If that sounds familiar, it has some parallels to today's market, where regulators around the world have introduced curbs or outright bans on short selling to protect companies from people who bet that the share price will go down.

Short sellers, or "shorts," have been blamed for almost every financial crisis in the 400 years since the Dutch episode. Shorts came under fire after the U.S. stock market crash of 1929, and U.S. President Herbert Hoover condemned short selling in 1932. More recently, shorts were blamed for the U.S. stock market crash of October 1987 and, in 1997, Malaysia charged Credit Lyonnais with short selling after the collapse of the country's currency and stock market. The next year, the New York Fed bailed out Long-Term Capital Management to avoid wider market impact from the hedge fund's short positions.

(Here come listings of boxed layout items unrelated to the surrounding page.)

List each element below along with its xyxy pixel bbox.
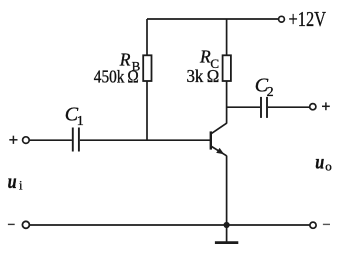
- wire V+ top rail: [147, 18, 279, 20]
- wire R_C top lead: [226, 19, 228, 55]
- terminal output plus circle: [310, 104, 316, 110]
- svg-text:+12V: +12V: [289, 7, 327, 31]
- wire collector to C2: [227, 106, 260, 108]
- terminal output minus sign: [323, 223, 330, 225]
- svg-text:1: 1: [77, 114, 84, 129]
- terminal output minus circle: [310, 222, 316, 228]
- terminal input plus sign: [9, 136, 17, 144]
- terminal input minus circle: [22, 221, 29, 228]
- terminal output plus sign: [322, 102, 330, 110]
- wire C2 to output: [268, 106, 310, 108]
- wire C1 to base: [80, 139, 211, 141]
- label C2: [255, 75, 274, 100]
- terminal input minus sign: [8, 223, 15, 225]
- transistor Q1 (NPN): [211, 123, 227, 156]
- svg-text:o: o: [325, 159, 332, 174]
- resistor R_B: [143, 55, 151, 81]
- svg-text:u: u: [8, 169, 17, 193]
- wire R_B top lead: [146, 19, 148, 55]
- svg-text:u: u: [315, 149, 324, 173]
- capacitor C1: [73, 128, 79, 152]
- label R_B: [119, 50, 141, 74]
- capacitor C2: [261, 97, 267, 118]
- wire emitter lead: [226, 156, 228, 242]
- svg-text:2: 2: [267, 85, 274, 100]
- label R_C: [199, 46, 219, 70]
- wire bottom rail: [30, 224, 310, 226]
- svg-text:i: i: [19, 179, 23, 193]
- svg-text:3k Ω: 3k Ω: [187, 66, 220, 86]
- label C1: [65, 104, 84, 129]
- svg-text:450k Ω: 450k Ω: [94, 66, 139, 86]
- label u_i: [8, 169, 23, 193]
- wire collector lead: [226, 81, 228, 124]
- wire R_B bottom lead: [146, 81, 148, 141]
- terminal input plus circle: [23, 137, 30, 144]
- wire input to C1: [29, 139, 72, 141]
- label u_o: [315, 149, 332, 173]
- resistor R_C: [223, 55, 231, 81]
- junction dot emitter/ground: [224, 222, 230, 228]
- ground: [215, 241, 238, 244]
- svg-text:R: R: [199, 46, 211, 66]
- terminal +12V: [279, 16, 285, 22]
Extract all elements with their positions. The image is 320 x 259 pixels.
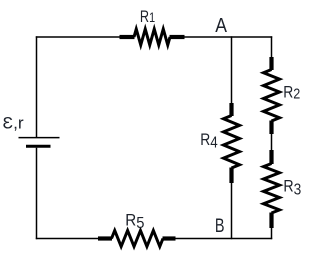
- resistor R2 lead bottom: [269, 121, 273, 135]
- svg-text:R3: R3: [283, 178, 301, 199]
- wire: left vertical above battery: [36, 36, 38, 137]
- resistor R5 lead left: [98, 236, 112, 240]
- battery E,r plate short thick: [26, 145, 51, 148]
- resistor R4 zigzag: [224, 116, 240, 169]
- svg-text:A: A: [215, 14, 227, 36]
- wire: right vertical from top corner to R2: [271, 36, 273, 58]
- resistor R3 lead top: [269, 150, 273, 164]
- svg-text:R1: R1: [140, 9, 155, 27]
- resistor R1 lead left: [120, 35, 135, 39]
- resistor R1 zigzag: [134, 29, 170, 45]
- resistor R2 lead top: [269, 57, 273, 70]
- wire: middle vertical from node A down to R4: [231, 36, 233, 104]
- wire: top horizontal from left corner to R1: [36, 36, 121, 38]
- battery E,r plate long: [19, 137, 60, 139]
- svg-text:R2: R2: [283, 84, 300, 102]
- resistor R3 lead bottom: [269, 213, 273, 229]
- wire: bottom horizontal from left corner to R5: [36, 238, 100, 240]
- resistor R4 lead bottom: [229, 168, 233, 184]
- svg-text:Ɛ,r: Ɛ,r: [3, 113, 24, 133]
- resistor R3 zigzag: [264, 164, 280, 214]
- resistor R1 lead right: [170, 35, 185, 39]
- resistor R4 lead top: [229, 103, 233, 116]
- wire: bottom horizontal from R5 through node B to right corner: [175, 238, 273, 240]
- svg-text:R4: R4: [200, 131, 217, 152]
- wire: top horizontal from R1 through node A to right corner: [184, 36, 273, 38]
- wire: right vertical between R2 and R3: [271, 133, 273, 152]
- svg-text:R5: R5: [125, 212, 144, 232]
- resistor R2 zigzag: [264, 70, 280, 122]
- wire: right vertical from R3 to bottom corner: [271, 227, 273, 239]
- wire: middle vertical from R4 down to node B: [231, 182, 233, 239]
- svg-text:B: B: [215, 214, 225, 237]
- wire: left vertical below battery: [36, 148, 38, 240]
- resistor R5 lead right: [163, 236, 176, 240]
- resistor R5 zigzag: [112, 231, 164, 247]
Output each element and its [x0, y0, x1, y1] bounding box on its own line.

"We've been the natural scapegoats for decades," said David Tice, manager of the Prudent Bear Fund and an influential short seller.

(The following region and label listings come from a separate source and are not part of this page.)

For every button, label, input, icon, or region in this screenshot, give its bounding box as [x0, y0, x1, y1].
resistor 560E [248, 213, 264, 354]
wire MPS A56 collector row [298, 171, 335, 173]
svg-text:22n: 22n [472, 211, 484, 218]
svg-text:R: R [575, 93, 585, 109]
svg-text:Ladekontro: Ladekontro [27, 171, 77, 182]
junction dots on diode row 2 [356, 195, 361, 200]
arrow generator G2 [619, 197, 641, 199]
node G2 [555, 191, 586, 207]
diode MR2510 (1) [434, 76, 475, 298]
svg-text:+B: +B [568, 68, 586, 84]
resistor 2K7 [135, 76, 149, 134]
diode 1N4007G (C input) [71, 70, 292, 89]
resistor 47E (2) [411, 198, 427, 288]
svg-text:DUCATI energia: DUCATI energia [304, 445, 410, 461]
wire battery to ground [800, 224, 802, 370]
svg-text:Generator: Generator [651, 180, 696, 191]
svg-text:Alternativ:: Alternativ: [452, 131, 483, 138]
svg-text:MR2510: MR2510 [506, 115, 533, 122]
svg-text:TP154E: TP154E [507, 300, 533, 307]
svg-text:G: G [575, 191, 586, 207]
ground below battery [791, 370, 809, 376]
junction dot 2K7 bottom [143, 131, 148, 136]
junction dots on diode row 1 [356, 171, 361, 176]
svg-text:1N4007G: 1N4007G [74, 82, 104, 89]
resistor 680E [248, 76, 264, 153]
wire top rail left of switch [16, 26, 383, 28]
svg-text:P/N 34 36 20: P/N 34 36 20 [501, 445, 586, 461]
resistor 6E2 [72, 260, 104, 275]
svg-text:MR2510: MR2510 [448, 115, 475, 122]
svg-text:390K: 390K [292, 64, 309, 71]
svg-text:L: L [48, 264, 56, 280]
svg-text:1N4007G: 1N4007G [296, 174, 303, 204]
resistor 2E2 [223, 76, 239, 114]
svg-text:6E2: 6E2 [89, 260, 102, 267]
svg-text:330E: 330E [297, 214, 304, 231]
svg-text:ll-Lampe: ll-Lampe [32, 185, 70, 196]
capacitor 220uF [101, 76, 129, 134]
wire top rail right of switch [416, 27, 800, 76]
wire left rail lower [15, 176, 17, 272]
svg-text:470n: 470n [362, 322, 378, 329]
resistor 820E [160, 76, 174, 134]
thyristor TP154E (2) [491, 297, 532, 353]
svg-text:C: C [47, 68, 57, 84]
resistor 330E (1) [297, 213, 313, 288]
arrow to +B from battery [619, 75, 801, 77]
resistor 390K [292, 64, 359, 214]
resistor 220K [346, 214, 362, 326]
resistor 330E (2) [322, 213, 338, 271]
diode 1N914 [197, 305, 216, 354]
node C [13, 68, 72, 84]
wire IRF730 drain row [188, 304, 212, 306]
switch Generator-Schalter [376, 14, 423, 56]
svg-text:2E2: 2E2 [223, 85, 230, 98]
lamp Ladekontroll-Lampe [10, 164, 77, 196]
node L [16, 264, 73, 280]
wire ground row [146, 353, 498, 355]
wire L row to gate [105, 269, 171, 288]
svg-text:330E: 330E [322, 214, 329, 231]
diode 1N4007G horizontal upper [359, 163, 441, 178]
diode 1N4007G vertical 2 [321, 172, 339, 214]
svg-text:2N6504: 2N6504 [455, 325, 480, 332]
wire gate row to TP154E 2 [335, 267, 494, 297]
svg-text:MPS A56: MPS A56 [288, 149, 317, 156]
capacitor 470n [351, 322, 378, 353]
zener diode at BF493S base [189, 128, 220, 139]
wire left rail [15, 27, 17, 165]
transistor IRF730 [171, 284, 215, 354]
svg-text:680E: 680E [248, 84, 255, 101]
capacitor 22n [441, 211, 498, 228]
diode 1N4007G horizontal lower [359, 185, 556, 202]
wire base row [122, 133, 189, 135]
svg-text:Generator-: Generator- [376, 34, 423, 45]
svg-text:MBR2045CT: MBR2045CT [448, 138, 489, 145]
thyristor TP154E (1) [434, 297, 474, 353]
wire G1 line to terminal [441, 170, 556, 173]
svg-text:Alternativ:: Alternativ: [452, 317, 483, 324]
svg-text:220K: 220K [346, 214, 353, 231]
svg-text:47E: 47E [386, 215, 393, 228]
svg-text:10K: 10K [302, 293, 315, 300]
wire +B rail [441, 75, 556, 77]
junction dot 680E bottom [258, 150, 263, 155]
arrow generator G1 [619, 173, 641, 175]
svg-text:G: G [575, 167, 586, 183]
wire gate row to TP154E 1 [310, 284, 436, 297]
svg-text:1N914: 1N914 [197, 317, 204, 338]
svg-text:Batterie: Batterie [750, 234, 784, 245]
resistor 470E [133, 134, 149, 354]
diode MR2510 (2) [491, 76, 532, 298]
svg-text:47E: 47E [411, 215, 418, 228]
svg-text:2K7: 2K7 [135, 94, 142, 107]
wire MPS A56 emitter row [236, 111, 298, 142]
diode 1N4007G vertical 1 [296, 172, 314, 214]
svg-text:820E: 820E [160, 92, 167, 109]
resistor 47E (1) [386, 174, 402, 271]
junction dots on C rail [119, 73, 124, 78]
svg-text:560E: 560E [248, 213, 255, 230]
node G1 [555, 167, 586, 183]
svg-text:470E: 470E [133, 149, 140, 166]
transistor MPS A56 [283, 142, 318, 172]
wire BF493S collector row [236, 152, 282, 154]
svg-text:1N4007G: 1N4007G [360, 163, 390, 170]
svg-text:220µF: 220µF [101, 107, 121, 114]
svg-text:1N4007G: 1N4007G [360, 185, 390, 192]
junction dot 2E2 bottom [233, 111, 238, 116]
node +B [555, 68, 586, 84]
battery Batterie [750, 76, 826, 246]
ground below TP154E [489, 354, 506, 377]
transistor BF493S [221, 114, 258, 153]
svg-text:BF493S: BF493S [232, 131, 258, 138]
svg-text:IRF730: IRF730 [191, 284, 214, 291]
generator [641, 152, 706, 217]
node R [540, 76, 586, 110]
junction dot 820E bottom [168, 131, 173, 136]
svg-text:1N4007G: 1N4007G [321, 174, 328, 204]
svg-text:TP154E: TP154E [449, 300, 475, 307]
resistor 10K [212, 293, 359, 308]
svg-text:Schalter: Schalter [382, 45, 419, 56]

Even in good times, short sellers are disdained for betting against the continuing party. But the short sellers say they are only raising flags that stocks are overvalued.

"We are the ones that warned about credit excesses and how much danger there was and tried to warn regulators and institutional investors," Mr. Tice said.

Short sellers borrow shares from a broker and sell them in the market in anticipation that the price will fall. They then buy the shares back at the lower price, returning them to the broker, and profiting on the price decline.

The tactic can be used as a hedge against traditional investing or an aggressive play against a stock perceived to be overpriced, known as speculative short selling. In either case, the perception is that short sellers benefit from the misfortune of others.

This time around, short sellers say they did not create the housing bubble that led to the crisis hitting investment banks. They just discovered its consequences.

"I feel like we are the good guys, but when the media attention is on us and the president and the treasury secretary are talking about it is kind of a lonely vocation," Mr. Tice said.

The U.S. Securities and Exchange Commission (SEC) imposed an emergency ban on short selling on Thursday [Sept. 18]. When U.S. financial stocks fell on Monday [Sept. 22], experts said the shorts may have skirted the restrictions by using put options—the option to sell a stock in the future at an agreed price—or by shorting the entire index and buying the companies it did not expect to fall.

"I don't think it (short-selling) is malicious. It's people acting in their self interest which is what Wall Street does," said Martin Sklar, an attorney representing hedge funds, which typically engage in short selling.

The shorts say it's all about the balance sheet. The financials were overleveraged and overvalued.

"There is no academic evidence that short sellers by themselves brought a company down without other underlying reasons," said Paul Asquith, a professor of finance at MIT's Sloan School who specializes in the study of short selling. "Lehman was having problems and the shorts were there. But once Lehman started looking for a buyer, what happened? Nobody wanted to buy Lehman when they started looking at their books very closely. That tells you the shorts were right."